La Syrie a fermé lundi sa frontière avec la Jordanie, a annoncé le ministre jordanien de l'Information Taher Adwan, cité par l'agence Petra, quelques heures après une intervention massive des forces de sécurité syriennes à Deraa, près de la frontière avec le royaume.

"La Syrie a fermé ses frontières terrestres avec la Jordanie. La décision syrienne est liée à la situation interne en Syrie", a indiqué M. Adwan, cité par l'agence officielle Petra. "Nous espérons que la situation revienne rapidement à la normale", a-t-il ajouté.

Sanctions américaines proches

L'administration Obama examine actuellement toute une série de mesures frappant le gouvernement syrien, y compris des sanctions à l'encontre de hauts dirigeants du régime du président Bachar al-Assad, a annoncé lundi un responsable de l'administration Obama.

Les mesures à l'étude pourraient comprendre un gel des avoirs et une interdiction de faire des affaires aux Etats-Unis. On ignore la date à laquelle ces mesures pourraient être imposées.

Des sanctions contre le gouvernement de Bachar el-Assad sont une réponse possible "pour faire comprendre au gouvernement syrien" que les Etats-Unis estiment "qu'il doit cesser les violences qu'il commet contre ses propres citoyens", a expliqué le porte-parole de la Maison Blanche, Jay Carney.

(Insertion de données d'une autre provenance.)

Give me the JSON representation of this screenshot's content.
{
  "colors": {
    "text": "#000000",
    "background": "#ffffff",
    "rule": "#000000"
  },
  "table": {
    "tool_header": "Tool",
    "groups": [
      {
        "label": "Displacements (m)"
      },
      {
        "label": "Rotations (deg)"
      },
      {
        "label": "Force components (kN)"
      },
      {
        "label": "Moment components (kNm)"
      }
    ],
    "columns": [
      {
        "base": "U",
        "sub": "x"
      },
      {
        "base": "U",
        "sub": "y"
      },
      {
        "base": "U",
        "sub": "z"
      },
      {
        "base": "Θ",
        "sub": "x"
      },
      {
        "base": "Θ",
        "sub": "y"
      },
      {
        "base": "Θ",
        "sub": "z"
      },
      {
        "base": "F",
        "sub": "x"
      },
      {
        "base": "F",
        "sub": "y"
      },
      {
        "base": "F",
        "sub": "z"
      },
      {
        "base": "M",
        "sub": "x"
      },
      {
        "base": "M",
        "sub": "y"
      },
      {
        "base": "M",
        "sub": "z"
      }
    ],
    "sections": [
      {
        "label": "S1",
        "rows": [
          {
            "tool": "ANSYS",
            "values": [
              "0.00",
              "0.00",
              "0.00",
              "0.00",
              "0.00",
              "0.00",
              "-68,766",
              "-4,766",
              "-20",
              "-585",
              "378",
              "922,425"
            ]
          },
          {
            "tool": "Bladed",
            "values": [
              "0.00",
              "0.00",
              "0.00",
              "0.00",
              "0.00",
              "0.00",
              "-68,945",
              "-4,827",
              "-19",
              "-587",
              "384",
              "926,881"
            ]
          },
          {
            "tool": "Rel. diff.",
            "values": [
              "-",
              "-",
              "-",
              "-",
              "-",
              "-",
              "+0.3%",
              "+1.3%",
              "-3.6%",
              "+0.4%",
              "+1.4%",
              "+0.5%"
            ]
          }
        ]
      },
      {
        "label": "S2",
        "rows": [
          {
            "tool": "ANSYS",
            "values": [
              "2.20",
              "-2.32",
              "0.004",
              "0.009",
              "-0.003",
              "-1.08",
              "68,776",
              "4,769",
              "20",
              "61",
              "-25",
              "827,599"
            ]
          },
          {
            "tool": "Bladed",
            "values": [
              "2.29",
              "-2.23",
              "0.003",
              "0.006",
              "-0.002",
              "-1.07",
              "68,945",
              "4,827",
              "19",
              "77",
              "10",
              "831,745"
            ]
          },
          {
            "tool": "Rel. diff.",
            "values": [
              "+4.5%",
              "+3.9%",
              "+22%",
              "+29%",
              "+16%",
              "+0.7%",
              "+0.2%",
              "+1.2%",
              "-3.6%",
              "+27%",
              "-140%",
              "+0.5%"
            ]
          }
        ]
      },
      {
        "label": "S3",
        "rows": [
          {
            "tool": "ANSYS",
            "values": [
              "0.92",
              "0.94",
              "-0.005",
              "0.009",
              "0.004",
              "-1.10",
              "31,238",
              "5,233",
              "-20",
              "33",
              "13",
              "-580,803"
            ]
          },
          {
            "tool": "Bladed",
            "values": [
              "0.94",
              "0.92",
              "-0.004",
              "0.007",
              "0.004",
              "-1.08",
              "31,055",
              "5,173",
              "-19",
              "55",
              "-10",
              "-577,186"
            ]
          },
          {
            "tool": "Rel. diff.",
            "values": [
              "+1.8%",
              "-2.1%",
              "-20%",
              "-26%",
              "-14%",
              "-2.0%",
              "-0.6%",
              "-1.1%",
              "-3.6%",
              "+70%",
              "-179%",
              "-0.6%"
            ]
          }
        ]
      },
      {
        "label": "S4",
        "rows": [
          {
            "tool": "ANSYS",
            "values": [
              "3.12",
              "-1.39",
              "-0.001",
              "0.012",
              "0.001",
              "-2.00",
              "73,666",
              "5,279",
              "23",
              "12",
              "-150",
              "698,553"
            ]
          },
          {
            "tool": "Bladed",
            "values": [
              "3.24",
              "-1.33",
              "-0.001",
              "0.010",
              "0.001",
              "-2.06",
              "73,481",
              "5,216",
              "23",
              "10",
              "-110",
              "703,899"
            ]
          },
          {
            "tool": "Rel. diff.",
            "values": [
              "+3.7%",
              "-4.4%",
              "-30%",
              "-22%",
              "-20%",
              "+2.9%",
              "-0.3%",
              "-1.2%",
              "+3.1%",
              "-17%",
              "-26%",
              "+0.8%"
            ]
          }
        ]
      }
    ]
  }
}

"Le peuple syrien devrait être respecté, ses droits devraient être respectés, (les Syriens) ne devraient pas être attaqués, ils ne devraient pas être tués", a-t-il ajouté. "Nous appelons à des processus de réforme."

C'est la première fois que Washington évoque de possibles sanctions depuis le début du mouvement de contestation, il y a plus de deux mois.